Thinking is a team sport, and publishing is most assuredly a team sport, and I understand very well that the term "team player" is kind of horrible, but it does in fact describe me quite well.
You, dear reader, have helped me very much over the last couple of weeks, by suggesting journals and organizations and other outfits that might be keen to read or review or talk with me about Hell.
Now I'm curious about whether there are indeed any Christians following this blog; or Christian-curious or Exvangelical or otherwise oriented towards Christianity, or away from it. Please feel free to post a comment. If you're shy to do that, then please email me at tbm2@rice.edu. I understand that right now Christianity has a bad rap for all kinds of reasons, and that fessing up to it might be difficult.
So please know that Hell is not a criticism of Christianity, not a head-on one at any rate, but rather a critique in the Kantian or Adornian sense, a thorough exploration from the inside...but one that provides off-ramps for exvangelical people, as well as on-ramps...I can't help being a bit of a spirally deconstructive nonbinary person!
One reason for asking is, there has never been this much interest in my blog, and it's sustained. Interest has now surpassed what I call the "Björk spike" of 2015, when I announced that Björk and I had written a book. There was a huge spike in interest (about 200,000 people!). But now there's a kind of ridge of jagged peaks, they're smaller than that but in aggregate they're much larger.
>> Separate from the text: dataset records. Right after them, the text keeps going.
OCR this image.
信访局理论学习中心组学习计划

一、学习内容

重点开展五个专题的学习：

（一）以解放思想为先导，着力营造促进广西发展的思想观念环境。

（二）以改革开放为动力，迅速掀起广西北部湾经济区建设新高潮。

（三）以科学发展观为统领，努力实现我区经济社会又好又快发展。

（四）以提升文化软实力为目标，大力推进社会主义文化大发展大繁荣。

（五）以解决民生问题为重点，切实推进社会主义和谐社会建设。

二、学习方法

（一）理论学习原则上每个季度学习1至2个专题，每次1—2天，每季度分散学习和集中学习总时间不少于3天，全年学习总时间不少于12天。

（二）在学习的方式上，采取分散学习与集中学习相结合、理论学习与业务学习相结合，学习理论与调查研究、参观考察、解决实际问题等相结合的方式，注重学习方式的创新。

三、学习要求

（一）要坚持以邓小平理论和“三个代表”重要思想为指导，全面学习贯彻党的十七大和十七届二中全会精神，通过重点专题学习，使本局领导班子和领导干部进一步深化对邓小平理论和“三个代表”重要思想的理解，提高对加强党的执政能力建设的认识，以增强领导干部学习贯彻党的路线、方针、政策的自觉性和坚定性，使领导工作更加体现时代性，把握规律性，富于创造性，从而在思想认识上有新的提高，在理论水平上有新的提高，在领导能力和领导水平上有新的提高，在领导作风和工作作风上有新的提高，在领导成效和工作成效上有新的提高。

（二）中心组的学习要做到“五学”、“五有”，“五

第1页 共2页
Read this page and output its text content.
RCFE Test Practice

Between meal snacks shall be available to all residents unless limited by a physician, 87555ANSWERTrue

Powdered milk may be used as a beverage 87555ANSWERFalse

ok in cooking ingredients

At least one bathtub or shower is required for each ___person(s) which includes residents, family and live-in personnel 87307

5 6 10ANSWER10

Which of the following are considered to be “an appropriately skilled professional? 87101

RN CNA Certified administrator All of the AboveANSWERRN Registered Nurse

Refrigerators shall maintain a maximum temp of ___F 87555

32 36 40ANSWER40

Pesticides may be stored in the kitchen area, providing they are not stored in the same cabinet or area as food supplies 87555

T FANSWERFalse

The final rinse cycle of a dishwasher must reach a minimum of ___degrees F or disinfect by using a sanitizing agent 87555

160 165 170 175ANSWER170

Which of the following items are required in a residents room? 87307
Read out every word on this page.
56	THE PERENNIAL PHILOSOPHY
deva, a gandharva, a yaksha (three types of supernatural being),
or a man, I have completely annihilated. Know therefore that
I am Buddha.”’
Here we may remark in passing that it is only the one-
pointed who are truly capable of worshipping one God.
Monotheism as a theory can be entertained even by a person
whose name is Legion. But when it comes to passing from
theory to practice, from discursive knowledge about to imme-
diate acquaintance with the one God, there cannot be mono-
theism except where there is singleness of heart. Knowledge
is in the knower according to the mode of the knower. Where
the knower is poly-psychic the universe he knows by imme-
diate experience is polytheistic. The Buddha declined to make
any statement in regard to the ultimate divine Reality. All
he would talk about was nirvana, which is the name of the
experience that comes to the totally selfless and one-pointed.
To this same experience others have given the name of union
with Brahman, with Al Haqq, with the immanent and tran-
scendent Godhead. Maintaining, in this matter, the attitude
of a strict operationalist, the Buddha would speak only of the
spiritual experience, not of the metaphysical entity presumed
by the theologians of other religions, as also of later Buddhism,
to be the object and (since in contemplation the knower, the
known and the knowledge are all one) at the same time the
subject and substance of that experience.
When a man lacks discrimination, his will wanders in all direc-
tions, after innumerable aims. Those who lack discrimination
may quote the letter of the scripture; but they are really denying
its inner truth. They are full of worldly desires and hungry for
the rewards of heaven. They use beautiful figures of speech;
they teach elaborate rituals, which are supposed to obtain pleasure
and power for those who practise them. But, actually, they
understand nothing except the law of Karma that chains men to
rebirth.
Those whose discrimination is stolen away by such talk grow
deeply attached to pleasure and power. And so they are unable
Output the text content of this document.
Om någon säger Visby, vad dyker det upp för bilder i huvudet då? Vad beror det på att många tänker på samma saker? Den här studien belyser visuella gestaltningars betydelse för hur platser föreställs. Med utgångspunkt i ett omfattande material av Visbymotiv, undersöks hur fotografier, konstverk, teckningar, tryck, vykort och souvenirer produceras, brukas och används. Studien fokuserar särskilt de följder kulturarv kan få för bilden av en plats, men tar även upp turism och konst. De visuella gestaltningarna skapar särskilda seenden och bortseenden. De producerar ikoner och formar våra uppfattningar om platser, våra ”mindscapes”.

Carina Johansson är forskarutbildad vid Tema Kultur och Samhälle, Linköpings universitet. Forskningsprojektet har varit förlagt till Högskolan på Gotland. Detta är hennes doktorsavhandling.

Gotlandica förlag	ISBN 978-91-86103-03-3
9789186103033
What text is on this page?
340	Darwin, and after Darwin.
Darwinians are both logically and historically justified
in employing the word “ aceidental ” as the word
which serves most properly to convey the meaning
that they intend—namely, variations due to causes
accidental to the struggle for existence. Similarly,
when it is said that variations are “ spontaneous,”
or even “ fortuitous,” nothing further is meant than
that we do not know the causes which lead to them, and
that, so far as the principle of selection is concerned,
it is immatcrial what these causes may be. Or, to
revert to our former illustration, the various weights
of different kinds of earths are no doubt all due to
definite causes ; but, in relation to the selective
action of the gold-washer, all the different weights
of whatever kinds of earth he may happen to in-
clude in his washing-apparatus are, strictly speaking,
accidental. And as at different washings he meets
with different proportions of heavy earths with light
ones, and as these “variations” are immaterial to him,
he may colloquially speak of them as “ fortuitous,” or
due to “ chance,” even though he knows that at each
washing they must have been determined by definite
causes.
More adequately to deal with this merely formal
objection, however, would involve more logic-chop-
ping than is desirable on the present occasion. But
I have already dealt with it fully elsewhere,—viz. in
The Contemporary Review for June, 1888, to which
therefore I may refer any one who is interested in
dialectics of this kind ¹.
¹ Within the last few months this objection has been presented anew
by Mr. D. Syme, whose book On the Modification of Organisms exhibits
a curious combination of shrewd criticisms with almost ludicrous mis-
Since I told you I was putting Hell together, interest in my blog has pretty much quadrupled. So this is a thing. So I want to find out whether I'm connecting to people not in my usual bailiwicks (philosophy, art, cultural criticism, ecological humanities, etc).
2 comments:
"Christian curious" doesn't cover it. I studied Blake and came to the conclusion I was a Christian in the same sense as him; animistic, in the tradition of the Ranters; seeing imagination as "the body of Christ"; but with a tendency toward universalism / Catholicism (in the spirit of someone like Thomas Merton). I have some thoughts along the lines of Altizer's 'Christian Atheism', and the idea that Christ's kenosis involved an 'emptying out' of himself into the world. The problem is that there is no modern church that corresponds to anything like these ideas.
I wrote an essay about why I see Blake as a Ranter, or in t he tradition of the Ranters, in terms of their common ideas in interpreting the Bible, here (skip to part two: Blake and the Ranters): https://travellerintheevening.substack.com/p/blake-and-the-mad-crew-ranters-and
Andy this is all incredibly interesting and powerful and I really like what you're writing here.